Масштабные, величественные, неповторимые, незаменимые, друзья мои, художники детских книг
Из всего написанного выше, может сложиться впечатление, что сообщество художников — единственное братство, где царит сплошное дружелюбие. Естественно это не так, ведь в каждом из нас есть хорошее и плохое; и среди художников попадаются карьеристы, жмоты и завистники, но по моим наблюдениям, их гораздо меньше, чем в других сообществах.
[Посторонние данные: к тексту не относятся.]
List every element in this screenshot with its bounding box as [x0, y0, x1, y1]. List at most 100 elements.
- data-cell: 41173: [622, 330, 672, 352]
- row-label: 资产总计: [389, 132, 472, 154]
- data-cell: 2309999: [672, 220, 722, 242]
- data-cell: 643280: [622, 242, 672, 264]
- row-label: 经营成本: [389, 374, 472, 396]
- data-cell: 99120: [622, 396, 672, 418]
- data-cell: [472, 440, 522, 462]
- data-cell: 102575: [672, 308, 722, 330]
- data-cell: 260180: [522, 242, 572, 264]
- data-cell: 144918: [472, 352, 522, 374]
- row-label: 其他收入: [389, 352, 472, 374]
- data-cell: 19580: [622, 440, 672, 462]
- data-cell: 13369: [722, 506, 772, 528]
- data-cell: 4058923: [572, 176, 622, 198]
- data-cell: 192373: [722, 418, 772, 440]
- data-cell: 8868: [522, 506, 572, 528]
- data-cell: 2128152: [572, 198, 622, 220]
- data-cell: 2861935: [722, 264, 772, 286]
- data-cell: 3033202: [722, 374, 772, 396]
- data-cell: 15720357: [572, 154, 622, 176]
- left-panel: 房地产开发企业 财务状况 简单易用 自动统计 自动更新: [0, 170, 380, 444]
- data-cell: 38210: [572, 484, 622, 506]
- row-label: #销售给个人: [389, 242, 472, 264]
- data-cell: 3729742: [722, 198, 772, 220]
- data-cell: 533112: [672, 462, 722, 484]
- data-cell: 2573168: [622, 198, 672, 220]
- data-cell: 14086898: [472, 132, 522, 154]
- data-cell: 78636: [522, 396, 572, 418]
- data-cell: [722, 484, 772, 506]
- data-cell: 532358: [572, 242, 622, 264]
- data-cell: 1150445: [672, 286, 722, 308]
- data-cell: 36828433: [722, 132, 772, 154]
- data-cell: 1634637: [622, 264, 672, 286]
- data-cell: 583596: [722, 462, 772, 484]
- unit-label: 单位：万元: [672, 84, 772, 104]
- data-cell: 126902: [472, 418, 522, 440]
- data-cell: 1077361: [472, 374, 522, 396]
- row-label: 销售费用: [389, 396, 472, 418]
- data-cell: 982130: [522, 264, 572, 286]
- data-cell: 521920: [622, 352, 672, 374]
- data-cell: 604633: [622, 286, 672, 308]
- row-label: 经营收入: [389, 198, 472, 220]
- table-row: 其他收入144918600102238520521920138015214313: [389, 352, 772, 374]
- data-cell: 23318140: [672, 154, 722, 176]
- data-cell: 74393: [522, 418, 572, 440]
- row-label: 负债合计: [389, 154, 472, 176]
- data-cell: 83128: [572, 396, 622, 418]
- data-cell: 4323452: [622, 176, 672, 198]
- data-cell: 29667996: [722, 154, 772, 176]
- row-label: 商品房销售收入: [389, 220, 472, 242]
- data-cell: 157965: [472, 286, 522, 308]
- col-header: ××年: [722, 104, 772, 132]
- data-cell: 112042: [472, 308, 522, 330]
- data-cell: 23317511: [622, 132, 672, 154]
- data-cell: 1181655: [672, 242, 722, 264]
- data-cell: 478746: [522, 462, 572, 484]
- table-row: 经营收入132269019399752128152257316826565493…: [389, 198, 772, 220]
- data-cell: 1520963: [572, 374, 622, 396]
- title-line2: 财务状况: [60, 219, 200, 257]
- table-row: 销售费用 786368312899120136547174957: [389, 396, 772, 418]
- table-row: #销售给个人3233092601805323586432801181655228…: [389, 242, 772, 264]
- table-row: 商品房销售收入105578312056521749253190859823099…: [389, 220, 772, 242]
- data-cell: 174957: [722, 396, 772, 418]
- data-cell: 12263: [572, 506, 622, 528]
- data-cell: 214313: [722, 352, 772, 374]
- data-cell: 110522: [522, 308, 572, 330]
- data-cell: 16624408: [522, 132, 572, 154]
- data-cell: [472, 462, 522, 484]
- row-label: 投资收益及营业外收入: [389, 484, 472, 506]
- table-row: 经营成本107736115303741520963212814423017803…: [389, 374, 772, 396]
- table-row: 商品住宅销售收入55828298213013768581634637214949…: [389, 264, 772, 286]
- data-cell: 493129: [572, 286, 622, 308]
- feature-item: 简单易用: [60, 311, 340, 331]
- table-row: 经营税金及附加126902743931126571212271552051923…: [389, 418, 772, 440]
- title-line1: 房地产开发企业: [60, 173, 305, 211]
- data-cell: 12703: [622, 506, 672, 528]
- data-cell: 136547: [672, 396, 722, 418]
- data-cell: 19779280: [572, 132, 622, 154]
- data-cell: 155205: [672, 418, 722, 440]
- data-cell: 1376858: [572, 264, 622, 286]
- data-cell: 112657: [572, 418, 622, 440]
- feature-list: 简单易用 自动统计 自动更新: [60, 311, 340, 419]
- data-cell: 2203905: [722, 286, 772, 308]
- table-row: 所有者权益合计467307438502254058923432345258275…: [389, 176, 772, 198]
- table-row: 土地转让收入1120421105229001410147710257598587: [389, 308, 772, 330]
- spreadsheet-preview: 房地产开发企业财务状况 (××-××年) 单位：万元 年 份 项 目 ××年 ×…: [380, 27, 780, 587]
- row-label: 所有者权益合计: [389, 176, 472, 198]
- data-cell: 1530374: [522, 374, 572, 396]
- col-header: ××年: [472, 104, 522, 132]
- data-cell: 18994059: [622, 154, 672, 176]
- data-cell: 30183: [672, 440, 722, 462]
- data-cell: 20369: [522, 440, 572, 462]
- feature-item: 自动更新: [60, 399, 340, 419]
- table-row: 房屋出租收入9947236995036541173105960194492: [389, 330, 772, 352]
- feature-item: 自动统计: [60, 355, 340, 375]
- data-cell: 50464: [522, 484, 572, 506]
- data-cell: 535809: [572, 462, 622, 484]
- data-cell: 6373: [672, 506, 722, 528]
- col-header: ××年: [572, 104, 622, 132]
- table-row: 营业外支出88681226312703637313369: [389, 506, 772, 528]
У нас, в России, самоирония чуть ли не общенациональная черта, нас хлебом не корми, только дай посмеяться над самими собой и нашей жизнью. Но у художников больше принято подтрунивать друг над другом: они не упустят случая выставить друзей нескладехами, оболтусами — на эти беззлобные толки-розыгрыши нельзя обижаться, ведь за ними стоит почти родственная привязанность. Но некоторые перебарщивают. Так Монин написал слишком желчное стихотворение о Глазунове, а Устинов — разгромное о Шилове. Это выглядело особенно грубо потому, что они сочинили ужасные стишки в возрасте, когда уже принимаешь разные направления в искусстве, а не только свое.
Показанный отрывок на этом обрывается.